Болеслав, не слушая Изяслава, демонстративно плюнул на пол и вышел из трапезной, за дверьми которой его дожидались польские рыцари.
Вечером, укладываясь спать, Изяслав попросил Людека принести «Русскую Правду». Князю захотелось еще раз перелистать Свод законов для успокоения совести.
Людек принес книгу.
– Отчего такой хмурый, друг мой?
– участливо спросил постельничего Изяслав.
– Поругался с кем? Иль недужится?
– Койата, которого намедни копьями забили, был моим старшим братом, - понурив голову, ответил Людек.
– Он был мне вместо отца. Отец-то наш давно Богу душу отдал. Накажи убийц, Христом-Богом молю!
– Людек упал на колени перед Изяславом.
– Отплати злыдням кровью за кровь, а уж я за тебя в огонь и воду пойду!
– Ступай, друг мой, - мягко произнес Изяслав и коснулся рукой склоненной головы постельничего.
– Вот полистаю «Русскую Правду», погляжу, что можно сделать в отместку за брата твоего. А службу твою верную я ценю!
Людек с поклоном удалился.
Изяслав вспомнил, как Гертруда просила его в Кракове оставить Людека при ней, мол, ей так нужен рядом верный человек! Не послушал супругу.
«Койату не вернешь, а преступать закон в угоду Болеславу - только врагов себе наживать средь бояр своих, - размышлял Изяслав, рассеянным взором пробегая статьи законов о татьбе.
– На всех угодить - себя истомить, да и не получится такое! Святослав сказал бы, мол, поступай по закону и весь сказ. Это и будет по-княжески!»
Скоро у Изяслава стали слипаться глаза. Он захлопнул книгу и со вздохом облегчения завалился на широкую кровать.
На Максима поляки покидали Киев. Целая толпа горожан с ядреными шутками и прибаутками провожала Боле-славовых воинов до Лядских ворот. Польский король был мрачен и неразговорчив, крепко держась одной рукой за поводья, а другой за рукоять меча. Конь под ним был мощный широкогрудый с косматой гривой и белой лоснящейся шерстью.

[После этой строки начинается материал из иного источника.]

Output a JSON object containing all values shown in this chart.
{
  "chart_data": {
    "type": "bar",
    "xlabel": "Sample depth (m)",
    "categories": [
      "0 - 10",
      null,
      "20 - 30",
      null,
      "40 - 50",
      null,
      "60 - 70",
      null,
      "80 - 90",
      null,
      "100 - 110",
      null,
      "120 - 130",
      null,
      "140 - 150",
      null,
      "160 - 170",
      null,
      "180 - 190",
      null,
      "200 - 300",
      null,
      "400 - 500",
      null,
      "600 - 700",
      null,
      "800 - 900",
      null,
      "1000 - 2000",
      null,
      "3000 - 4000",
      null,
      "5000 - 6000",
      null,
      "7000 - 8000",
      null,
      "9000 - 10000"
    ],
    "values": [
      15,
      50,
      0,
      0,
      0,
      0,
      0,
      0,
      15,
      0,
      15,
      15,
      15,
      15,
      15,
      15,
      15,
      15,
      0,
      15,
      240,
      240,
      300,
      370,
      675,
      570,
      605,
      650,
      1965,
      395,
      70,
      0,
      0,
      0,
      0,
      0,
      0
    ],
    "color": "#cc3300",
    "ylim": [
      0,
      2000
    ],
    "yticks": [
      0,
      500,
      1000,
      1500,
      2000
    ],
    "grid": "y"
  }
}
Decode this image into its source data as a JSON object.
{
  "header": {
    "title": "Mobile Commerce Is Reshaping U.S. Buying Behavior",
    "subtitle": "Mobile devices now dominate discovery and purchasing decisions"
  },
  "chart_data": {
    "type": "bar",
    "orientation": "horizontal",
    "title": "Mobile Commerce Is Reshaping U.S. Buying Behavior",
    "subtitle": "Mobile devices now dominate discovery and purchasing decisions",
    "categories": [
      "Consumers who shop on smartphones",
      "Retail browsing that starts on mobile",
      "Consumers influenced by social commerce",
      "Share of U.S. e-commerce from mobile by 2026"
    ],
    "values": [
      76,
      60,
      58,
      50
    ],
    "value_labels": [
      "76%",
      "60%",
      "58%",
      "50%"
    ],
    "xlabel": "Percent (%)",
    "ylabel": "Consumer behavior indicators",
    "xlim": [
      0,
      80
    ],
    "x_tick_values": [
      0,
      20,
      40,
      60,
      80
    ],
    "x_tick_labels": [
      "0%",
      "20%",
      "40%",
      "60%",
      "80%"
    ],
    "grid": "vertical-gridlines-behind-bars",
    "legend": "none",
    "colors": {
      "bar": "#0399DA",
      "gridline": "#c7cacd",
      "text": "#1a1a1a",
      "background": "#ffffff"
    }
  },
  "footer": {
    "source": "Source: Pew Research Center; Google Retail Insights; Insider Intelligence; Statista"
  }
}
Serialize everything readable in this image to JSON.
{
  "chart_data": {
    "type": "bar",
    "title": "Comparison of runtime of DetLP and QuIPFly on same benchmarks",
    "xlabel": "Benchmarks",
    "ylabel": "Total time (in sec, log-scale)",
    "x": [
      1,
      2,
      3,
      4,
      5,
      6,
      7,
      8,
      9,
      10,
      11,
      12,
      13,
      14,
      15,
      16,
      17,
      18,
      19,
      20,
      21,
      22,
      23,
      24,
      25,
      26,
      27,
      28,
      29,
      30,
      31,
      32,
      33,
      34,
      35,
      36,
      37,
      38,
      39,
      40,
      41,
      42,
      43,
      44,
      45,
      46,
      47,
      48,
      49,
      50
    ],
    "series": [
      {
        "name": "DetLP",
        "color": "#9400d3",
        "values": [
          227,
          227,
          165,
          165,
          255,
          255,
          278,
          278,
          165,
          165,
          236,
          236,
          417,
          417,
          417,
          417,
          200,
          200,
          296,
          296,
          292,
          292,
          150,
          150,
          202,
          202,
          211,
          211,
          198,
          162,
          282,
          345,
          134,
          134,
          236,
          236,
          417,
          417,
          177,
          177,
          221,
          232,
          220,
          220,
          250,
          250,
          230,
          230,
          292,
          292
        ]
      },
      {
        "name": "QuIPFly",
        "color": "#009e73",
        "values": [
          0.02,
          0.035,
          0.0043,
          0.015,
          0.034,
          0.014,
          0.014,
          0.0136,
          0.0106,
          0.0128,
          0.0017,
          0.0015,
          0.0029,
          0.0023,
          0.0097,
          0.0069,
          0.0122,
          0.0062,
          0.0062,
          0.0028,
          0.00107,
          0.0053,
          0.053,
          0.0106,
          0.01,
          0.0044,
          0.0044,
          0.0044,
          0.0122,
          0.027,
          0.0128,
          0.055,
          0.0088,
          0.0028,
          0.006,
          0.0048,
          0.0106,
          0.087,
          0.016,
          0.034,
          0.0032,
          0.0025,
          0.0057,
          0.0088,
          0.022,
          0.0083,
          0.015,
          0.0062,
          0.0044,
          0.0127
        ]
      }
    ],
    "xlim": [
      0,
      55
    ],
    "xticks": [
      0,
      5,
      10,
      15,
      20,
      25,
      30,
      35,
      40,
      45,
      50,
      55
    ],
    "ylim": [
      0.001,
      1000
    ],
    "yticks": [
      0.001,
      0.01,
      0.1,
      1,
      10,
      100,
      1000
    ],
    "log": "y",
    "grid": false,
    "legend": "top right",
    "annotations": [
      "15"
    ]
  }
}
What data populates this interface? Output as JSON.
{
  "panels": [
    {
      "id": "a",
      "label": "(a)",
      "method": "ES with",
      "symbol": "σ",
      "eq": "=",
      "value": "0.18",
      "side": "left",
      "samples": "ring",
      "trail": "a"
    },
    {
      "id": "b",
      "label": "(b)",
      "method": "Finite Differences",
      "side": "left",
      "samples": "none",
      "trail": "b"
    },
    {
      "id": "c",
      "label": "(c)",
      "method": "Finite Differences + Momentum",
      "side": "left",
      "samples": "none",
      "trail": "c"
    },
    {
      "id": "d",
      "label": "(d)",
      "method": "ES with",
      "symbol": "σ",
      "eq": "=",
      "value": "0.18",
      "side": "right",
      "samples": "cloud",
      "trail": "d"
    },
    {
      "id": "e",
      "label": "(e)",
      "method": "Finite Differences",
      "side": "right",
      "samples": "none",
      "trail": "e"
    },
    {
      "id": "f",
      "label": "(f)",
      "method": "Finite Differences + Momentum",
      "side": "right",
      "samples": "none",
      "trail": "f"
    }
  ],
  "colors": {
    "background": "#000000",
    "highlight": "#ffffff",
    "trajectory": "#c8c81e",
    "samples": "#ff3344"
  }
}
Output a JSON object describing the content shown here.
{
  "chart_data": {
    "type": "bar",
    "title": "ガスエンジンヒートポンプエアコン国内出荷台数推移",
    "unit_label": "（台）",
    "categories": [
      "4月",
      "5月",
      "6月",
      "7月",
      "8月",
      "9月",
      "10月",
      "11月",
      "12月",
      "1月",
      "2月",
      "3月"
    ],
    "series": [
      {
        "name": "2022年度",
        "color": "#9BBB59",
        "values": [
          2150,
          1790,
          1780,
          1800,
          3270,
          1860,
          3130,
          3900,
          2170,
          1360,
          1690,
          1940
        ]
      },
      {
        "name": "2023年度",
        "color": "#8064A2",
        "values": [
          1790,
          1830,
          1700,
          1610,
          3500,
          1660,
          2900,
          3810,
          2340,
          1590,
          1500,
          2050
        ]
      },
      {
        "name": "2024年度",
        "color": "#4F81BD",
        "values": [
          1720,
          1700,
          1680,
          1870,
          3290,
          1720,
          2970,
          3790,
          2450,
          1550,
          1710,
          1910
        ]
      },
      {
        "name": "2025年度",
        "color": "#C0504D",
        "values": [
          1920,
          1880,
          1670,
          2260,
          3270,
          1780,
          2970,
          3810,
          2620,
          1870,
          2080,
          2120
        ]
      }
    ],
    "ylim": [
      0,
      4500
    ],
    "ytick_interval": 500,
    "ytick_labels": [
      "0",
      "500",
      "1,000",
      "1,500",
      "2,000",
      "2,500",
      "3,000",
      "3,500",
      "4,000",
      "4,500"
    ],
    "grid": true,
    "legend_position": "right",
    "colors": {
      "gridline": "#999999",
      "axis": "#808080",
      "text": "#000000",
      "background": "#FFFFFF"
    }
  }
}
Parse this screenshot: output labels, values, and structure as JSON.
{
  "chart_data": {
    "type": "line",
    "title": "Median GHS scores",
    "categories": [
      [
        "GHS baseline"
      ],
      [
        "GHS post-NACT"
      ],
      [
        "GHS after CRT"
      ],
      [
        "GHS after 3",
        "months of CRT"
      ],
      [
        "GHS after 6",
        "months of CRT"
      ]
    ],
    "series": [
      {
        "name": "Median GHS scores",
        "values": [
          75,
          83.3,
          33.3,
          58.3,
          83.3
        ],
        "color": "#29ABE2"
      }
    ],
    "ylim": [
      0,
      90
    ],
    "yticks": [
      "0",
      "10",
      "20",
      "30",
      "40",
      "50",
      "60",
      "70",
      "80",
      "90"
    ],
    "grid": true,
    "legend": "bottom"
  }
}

Кто-то из киевлян едко заметил: «По седоку и жеребец!»
У польских рыцарей кони были не менее могучи и длинногривы. Но ни один рыцарь из княжеской свиты не мог сравниться с Болеславом величиною тела.
Свою чудовищную силу Болеслав продемонстрировал Изяславу при прощании, когда преподнес тому на память тяжелую бронзовую чашу. Изяслав протянул было руку, чтобы взять подарок. В этот миг Болеслав сжал чашу в своей огромной пятерне, так что чаша превратилась в бесформенный кусок металла.
Изяслав и его бояре были поражены увиденным.